Like salt, oil can enhance the flavors in a recipe. Oil is also one of the tools used to enhance the flavors in processed foods. The more oil, the more taste and the more fat. Dr. Furhman has a neat little diagram of a stomach filled with 400 calories of oil compared with 400 calories of greens and vegetables. The difference is striking as the stomach is quite empty on 400 calories of oil, while quite full with 400 calories of vegetables. The point is that we are still hungry after eating 400 calories of oil because our stomach are still empty, while they are completely full after eating 400 calories of greens and vegetables.

Oil is rich and eating fried or oil-laden foods causes us to overeat. Too much of this type of eating can sicken us, give us stomach aches, and over a period of a lifetime, create some pretty serious illnesses for our heart and arteries. Oil is fat and though some are more healthful than others, a little oil goes a long way. Think one tablespoon; not three.

A little faith can go a long way too. Faith, like oil, enhances the flavors in life. But how do we begin to have faith in our scientific world? People often scoff at religion for its fairytale-like stories of miracles and heaven where angels sing in the clouds. How do we take the historical Jesus seriously? Just wondering if he really existed has stumped some folks. However, virtually all historians agree that he did exist. The historical events in the New Testament line up with other historical texts, and references to Jesus can be found in texts other than the Bible. Making the assumption that Jesus actually lived is not much of a leap. A lot of experts agree that he did walk the earth once upon a time.

But what a walk. Accounts of Jesus in the Bible have him walking on water, feeding thousands with only a couple of loaves of bread and two fish, and even raising people from the dead. And healing? It seems like that’s all Jesus did wherever he went. Is believing all that accredited to faith?

I’d say faith begins with believing that Jesus lived and then died specifically as a sacrifice for sinful man. That’s not much of a leap either since crucifixion in Roman times was a common punishment for crimes, and in Jesus’ case, for blasphemy–claiming to be God.

So imagine Jesus who was a good man by anyone’s standards, letting himself be punished for crimes he did not commit, the crime of hatred toward him, and declaring right up to the end that he was dying for the very folks who were killing him. Now imagine Jesus embodied the soul of God who willingly endured a physically cruel and ultimately fatal punishment to save us from an equally cruel and fatal spiritual punishment so that He could love us forever, even while we were hating him. Going from the first image to the second is the first leap of faith, a fairly large one because it requires the acknowledgement that we are prone to evil and deserve punishment.

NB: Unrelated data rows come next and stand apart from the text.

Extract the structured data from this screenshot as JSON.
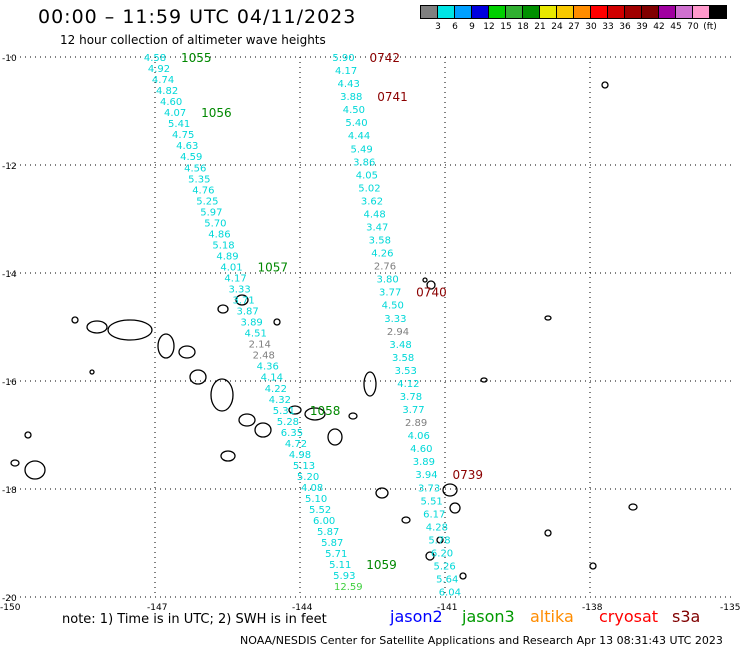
{
  "header": {
    "title": "00:00 – 11:59 UTC 04/11/2023",
    "subtitle": "12 hour collection of altimeter wave heights"
  },
  "colorbar": {
    "colors": [
      "#7f7f7f",
      "#00e5e5",
      "#00a0ff",
      "#0000e0",
      "#00d000",
      "#30b030",
      "#009000",
      "#e8e800",
      "#f8c800",
      "#ff8c00",
      "#ff0000",
      "#d00000",
      "#a00000",
      "#800000",
      "#a000a0",
      "#d070d0",
      "#ff99cc",
      "#000000"
    ],
    "labels": [
      "3",
      "6",
      "9",
      "12",
      "15",
      "18",
      "21",
      "24",
      "27",
      "30",
      "33",
      "36",
      "39",
      "42",
      "45",
      "70",
      "(ft)"
    ]
  },
  "map": {
    "lat_labels": [
      "-10",
      "-12",
      "-14",
      "-16",
      "-18",
      "-20"
    ],
    "lon_labels": [
      "-150",
      "-147",
      "-144",
      "-141",
      "-138",
      "-135"
    ],
    "tracks": [
      {
        "satellite": "jason3",
        "color": "#00d8d8",
        "start": [
          -147.0,
          -10.0
        ],
        "end": [
          -143.0,
          -19.8
        ],
        "values": [
          "4.58",
          "4.92",
          "4.74",
          "4.82",
          "4.60",
          "4.07",
          "5.41",
          "4.75",
          "4.63",
          "4.59",
          "4.56",
          "5.35",
          "4.76",
          "5.25",
          "5.97",
          "5.70",
          "4.86",
          "5.18",
          "4.89",
          "4.01",
          "4.17",
          "3.33",
          "3.71",
          "3.87",
          "3.89",
          "4.51",
          "2.14",
          "2.48",
          "4.36",
          "4.14",
          "4.22",
          "4.32",
          "5.31",
          "5.28",
          "6.35",
          "4.72",
          "4.98",
          "5.13",
          "5.20",
          "4.08",
          "5.10",
          "5.52",
          "6.00",
          "5.87",
          "5.87",
          "5.71",
          "5.11",
          "5.93",
          "12.59"
        ],
        "pass_labels": [
          {
            "text": "1055",
            "index": 0
          },
          {
            "text": "1056",
            "index": 5
          },
          {
            "text": "1057",
            "index": 19
          },
          {
            "text": "1058",
            "index": 32
          },
          {
            "text": "1059",
            "index": 46
          }
        ],
        "pass_color": "#008800"
      },
      {
        "satellite": "cryosat",
        "color": "#00d8d8",
        "start": [
          -143.1,
          -10.0
        ],
        "end": [
          -140.9,
          -19.9
        ],
        "values": [
          "5.90",
          "4.17",
          "4.43",
          "3.88",
          "4.50",
          "5.40",
          "4.44",
          "5.49",
          "3.86",
          "4.05",
          "5.02",
          "3.62",
          "4.48",
          "3.47",
          "3.58",
          "4.26",
          "2.76",
          "3.80",
          "3.77",
          "4.50",
          "3.33",
          "2.94",
          "3.48",
          "3.58",
          "3.53",
          "4.12",
          "3.78",
          "3.77",
          "2.89",
          "4.06",
          "4.60",
          "3.89",
          "3.94",
          "3.73",
          "5.51",
          "6.17",
          "4.28",
          "5.78",
          "6.20",
          "5.26",
          "5.64",
          "6.04"
        ],
        "pass_labels": [
          {
            "text": "0742",
            "index": 0
          },
          {
            "text": "0741",
            "index": 3
          },
          {
            "text": "0740",
            "index": 18
          },
          {
            "text": "0739",
            "index": 32
          }
        ],
        "pass_color": "#8b0000"
      }
    ]
  },
  "footer": {
    "note": "note: 1) Time is in UTC; 2) SWH is in feet",
    "satellites": [
      {
        "name": "jason2",
        "color": "#0000ff"
      },
      {
        "name": "jason3",
        "color": "#009900"
      },
      {
        "name": "altika",
        "color": "#ff8c00"
      },
      {
        "name": "cryosat",
        "color": "#ff0000"
      },
      {
        "name": "s3a",
        "color": "#800000"
      }
    ],
    "credit": "NOAA/NESDIS Center for Satellite Applications and Research   Apr 13 08:31:43 UTC 2023"
  }
}
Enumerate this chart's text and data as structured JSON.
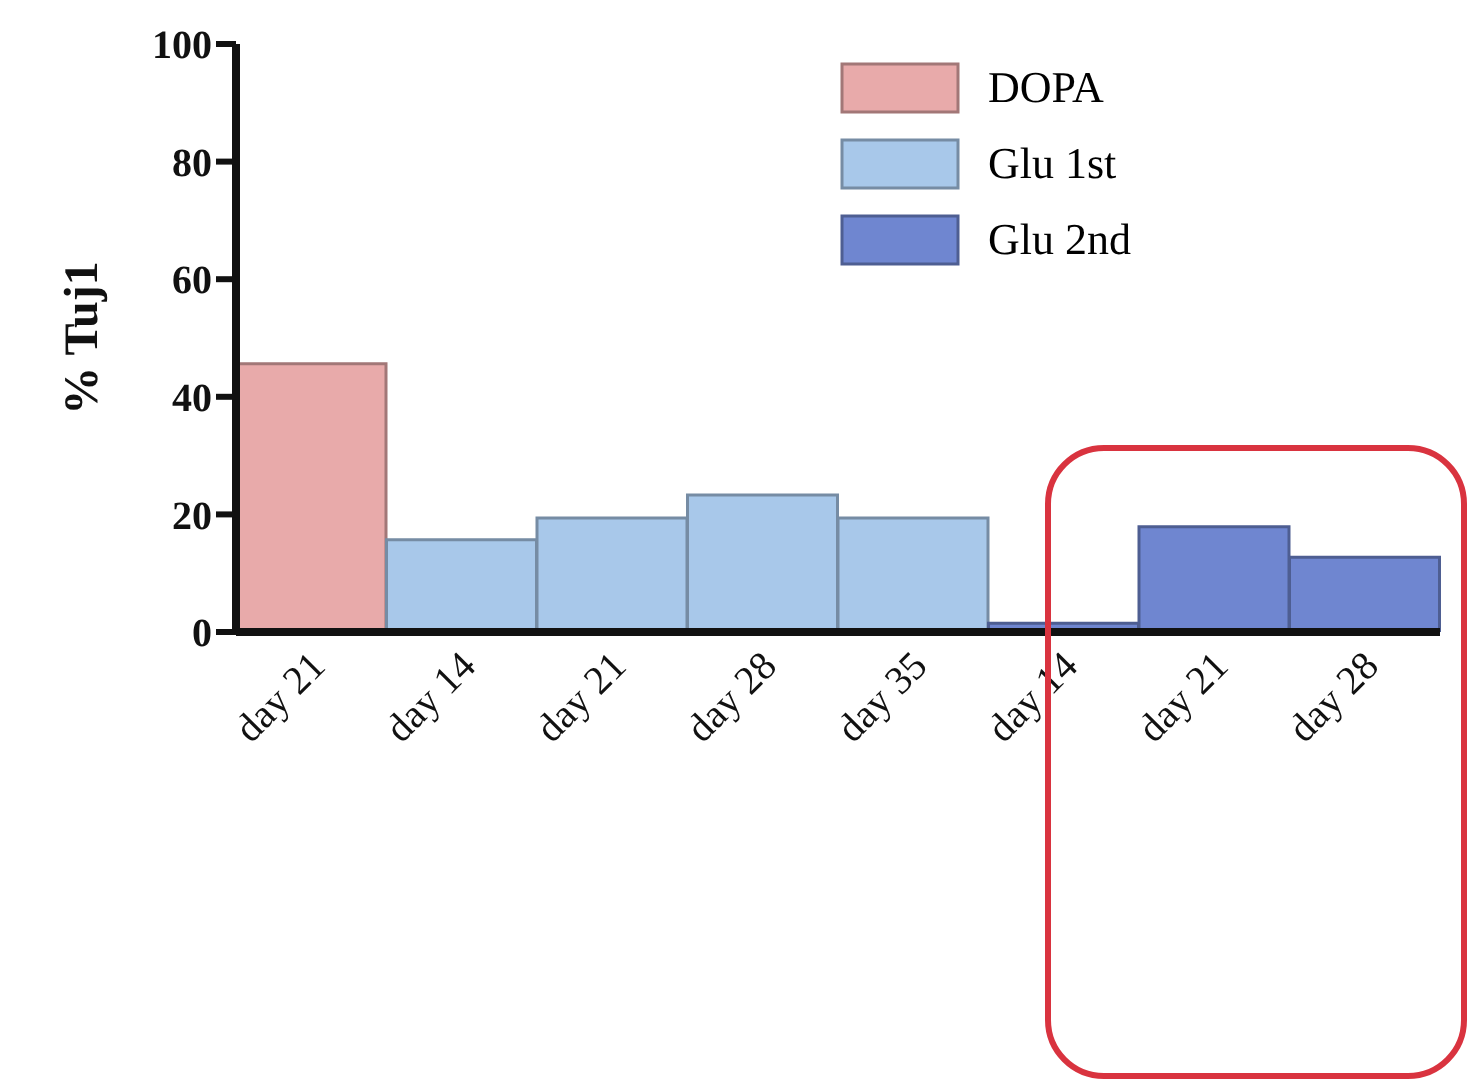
{
  "chart_data": {
    "type": "bar",
    "ylabel": "% Tuj1",
    "categories": [
      "day 21",
      "day 14",
      "day 21",
      "day 28",
      "day 35",
      "day 14",
      "day 21",
      "day 28"
    ],
    "series": [
      {
        "name": "DOPA",
        "color": "#e8aaaa",
        "values": [
          45.6,
          null,
          null,
          null,
          null,
          null,
          null,
          null
        ]
      },
      {
        "name": "Glu 1st",
        "color": "#a8c8ea",
        "values": [
          null,
          15.7,
          19.4,
          23.3,
          19.4,
          null,
          null,
          null
        ]
      },
      {
        "name": "Glu 2nd",
        "color": "#6f86d0",
        "values": [
          null,
          null,
          null,
          null,
          null,
          1.5,
          17.9,
          12.7
        ]
      }
    ],
    "ylim": [
      0,
      100
    ],
    "yticks": [
      0,
      20,
      40,
      60,
      80,
      100
    ],
    "grid": false,
    "legend": "top right"
  }
}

The belief that the historical death of Jesus met all the requirements for God’s justice against the evil in this world will flavor our lives with joy and comfort because we can approach God in peace and speak to Him as our own dear Father. Acting out that tiny bit of faith does enormous things to our lives, but getting there requires a good look in the mirror.

For if while we were enemies we were reconciled to God by the death of his Son, much more, now that we are reconciled, shall we be saved by his life. More than that, we also rejoice in God through our Lord Jesus Christ, through whom we have now received reconciliation.